The defense objected to the audio of the footage, saying Harris was “editorializing” in his narration, making it “hearsay” and therefore unacceptable. Harris repeatedly referred to Rittenhouse and the other armed men near him as a “militia.”

Assistant District Attorney Thomas Binger argued that Harris’ narration helped to illustrate Rittenhouse’s “state of mind” at the time, a suggestion that prompted scoffs from the defense.

“Unless this un-subpoenaed person can read minds, that’s a ridiculous argument. This narrator is going to prove my client’s state of mind? That’s absurd,” attorney Mark Richards said.

As a result of the controversy, Harris was subpoenaed and testified at the trial on Monday.

When asked by the defense whether he had any information that Rittenhouse was “in any type of militia,” Harris said no.

“My intent to cover that part of the story wasn’t because I wanted to support or I want to empower militia or armed citizens,” Harris explained to The Daily Wire, adding that he “can understand why” the defense had an issue with the term.

Rather, he began following the armed men because they were a “different story” than the unrest he had been filming in Kenosha for two days.

Harris told the court that he warned the armed men because he was trying to “deescalate the situation” but agreed with the defense that Rittenhouse was not acting aggressively or verbally threatening anyone.

“He was offering help,” Harris said.

“It was interesting,” Harris told The Daily Wire last week. “I’d like to say that it was entertaining or exciting, but the whole process of reliving and going through a lot of these things, this was a crazy situation, a violent situation.”

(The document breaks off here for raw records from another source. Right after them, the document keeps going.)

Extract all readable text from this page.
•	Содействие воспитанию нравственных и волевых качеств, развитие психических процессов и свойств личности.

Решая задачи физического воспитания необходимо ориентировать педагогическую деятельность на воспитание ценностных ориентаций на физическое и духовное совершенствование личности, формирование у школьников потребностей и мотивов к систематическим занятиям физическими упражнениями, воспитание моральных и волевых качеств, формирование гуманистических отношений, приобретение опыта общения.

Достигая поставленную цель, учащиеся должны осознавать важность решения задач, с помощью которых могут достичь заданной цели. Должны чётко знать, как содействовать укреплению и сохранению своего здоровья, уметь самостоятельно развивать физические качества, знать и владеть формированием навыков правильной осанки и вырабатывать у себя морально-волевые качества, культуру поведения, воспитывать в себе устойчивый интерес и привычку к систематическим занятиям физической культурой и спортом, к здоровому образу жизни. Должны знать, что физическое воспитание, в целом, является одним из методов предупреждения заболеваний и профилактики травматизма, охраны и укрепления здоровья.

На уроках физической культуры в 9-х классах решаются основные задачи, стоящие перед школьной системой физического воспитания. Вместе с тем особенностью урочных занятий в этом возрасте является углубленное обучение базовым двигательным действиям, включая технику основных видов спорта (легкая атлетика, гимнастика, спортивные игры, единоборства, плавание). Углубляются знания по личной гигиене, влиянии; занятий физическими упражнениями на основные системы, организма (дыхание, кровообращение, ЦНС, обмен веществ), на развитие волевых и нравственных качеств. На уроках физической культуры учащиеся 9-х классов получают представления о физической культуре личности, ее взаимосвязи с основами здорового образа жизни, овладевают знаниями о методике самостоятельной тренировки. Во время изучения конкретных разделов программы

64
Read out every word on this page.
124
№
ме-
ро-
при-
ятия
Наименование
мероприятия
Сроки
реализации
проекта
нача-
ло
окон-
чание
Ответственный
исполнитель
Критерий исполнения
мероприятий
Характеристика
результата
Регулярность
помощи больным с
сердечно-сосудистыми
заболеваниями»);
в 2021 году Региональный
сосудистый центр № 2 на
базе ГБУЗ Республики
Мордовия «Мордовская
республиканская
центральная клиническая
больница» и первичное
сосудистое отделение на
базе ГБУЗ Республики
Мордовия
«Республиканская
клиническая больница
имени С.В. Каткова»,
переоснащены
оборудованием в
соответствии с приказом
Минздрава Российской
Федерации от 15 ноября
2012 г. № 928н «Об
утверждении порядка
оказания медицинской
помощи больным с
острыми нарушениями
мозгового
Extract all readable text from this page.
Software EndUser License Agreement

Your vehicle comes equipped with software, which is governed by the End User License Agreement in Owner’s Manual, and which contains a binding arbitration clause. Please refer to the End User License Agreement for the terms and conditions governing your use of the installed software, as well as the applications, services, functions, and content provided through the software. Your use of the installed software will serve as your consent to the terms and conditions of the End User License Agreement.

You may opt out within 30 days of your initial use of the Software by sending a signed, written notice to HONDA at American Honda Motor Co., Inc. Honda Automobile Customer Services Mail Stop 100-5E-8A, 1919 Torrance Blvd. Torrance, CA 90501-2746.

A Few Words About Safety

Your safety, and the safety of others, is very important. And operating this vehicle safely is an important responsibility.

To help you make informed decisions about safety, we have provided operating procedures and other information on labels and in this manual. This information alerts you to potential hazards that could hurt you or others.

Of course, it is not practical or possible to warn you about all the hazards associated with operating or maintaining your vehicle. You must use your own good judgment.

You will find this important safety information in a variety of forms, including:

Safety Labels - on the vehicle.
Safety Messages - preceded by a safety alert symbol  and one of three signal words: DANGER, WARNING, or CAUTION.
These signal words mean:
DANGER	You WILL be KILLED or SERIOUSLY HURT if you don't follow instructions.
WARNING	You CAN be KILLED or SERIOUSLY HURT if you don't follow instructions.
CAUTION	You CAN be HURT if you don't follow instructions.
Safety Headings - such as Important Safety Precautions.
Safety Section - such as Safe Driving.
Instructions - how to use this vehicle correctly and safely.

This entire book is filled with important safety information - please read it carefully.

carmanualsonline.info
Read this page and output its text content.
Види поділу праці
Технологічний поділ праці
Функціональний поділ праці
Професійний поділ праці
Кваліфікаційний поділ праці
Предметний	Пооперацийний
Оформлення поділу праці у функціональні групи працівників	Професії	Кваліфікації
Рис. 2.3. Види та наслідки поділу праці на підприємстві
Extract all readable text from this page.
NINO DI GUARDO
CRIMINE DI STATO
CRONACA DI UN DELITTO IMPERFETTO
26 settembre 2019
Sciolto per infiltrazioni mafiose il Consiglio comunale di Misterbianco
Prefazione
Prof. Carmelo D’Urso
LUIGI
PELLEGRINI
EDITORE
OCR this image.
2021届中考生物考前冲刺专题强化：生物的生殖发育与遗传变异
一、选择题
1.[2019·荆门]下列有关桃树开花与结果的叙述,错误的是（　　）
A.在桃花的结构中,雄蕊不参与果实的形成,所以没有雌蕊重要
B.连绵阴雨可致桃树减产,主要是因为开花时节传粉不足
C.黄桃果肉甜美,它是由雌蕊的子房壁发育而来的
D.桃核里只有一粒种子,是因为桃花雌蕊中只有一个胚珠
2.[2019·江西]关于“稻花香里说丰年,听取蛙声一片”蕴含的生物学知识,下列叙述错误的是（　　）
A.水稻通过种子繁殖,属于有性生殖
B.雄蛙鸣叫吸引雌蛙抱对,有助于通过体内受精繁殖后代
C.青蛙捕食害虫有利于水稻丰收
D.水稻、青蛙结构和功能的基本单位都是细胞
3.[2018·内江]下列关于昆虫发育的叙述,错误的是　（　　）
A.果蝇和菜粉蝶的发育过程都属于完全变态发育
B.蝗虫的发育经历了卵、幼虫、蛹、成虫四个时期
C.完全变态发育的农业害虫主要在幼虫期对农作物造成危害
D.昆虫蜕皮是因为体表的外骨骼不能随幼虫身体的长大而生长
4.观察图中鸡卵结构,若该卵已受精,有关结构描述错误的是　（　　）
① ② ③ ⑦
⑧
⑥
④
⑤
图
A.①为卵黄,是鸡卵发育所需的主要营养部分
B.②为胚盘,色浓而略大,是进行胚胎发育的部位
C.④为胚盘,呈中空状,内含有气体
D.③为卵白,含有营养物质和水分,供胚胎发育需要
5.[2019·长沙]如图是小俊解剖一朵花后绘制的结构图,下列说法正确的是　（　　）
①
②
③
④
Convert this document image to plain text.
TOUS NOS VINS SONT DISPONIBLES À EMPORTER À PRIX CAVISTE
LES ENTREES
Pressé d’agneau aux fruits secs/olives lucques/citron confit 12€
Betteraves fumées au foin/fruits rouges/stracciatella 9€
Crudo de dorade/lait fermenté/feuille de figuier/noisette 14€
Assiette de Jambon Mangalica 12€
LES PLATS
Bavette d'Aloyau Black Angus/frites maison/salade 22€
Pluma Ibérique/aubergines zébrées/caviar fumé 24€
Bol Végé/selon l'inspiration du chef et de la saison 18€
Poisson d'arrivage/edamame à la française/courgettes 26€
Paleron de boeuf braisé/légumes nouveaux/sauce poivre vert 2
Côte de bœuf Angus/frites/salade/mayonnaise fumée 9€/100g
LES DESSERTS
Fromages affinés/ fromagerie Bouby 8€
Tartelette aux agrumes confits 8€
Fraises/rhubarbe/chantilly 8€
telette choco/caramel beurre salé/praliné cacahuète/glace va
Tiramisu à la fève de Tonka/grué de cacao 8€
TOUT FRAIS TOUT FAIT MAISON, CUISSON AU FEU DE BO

Harris said he covers lots of riots and protests, and often few people show up. This time, however, was different. Now, watching the videos back triggers “a little PTSD” he said with a nervous smile.

“The whole situation, it’s sad because nobody had to die,” Harris said. “And there’s nobody made a good decision, not the law enforcement, not Rittenhouse, not the armed citizens, not the protesters.”

“Even when we watch this trial, everyone’s programmed to be very tribal about it,” Harris said. “I’m happy with a just, honest, unpoliticized outcome. I want whatever is right. You know, just because you make wrong or bad decisions necessarily doesn’t mean that it was illegal.”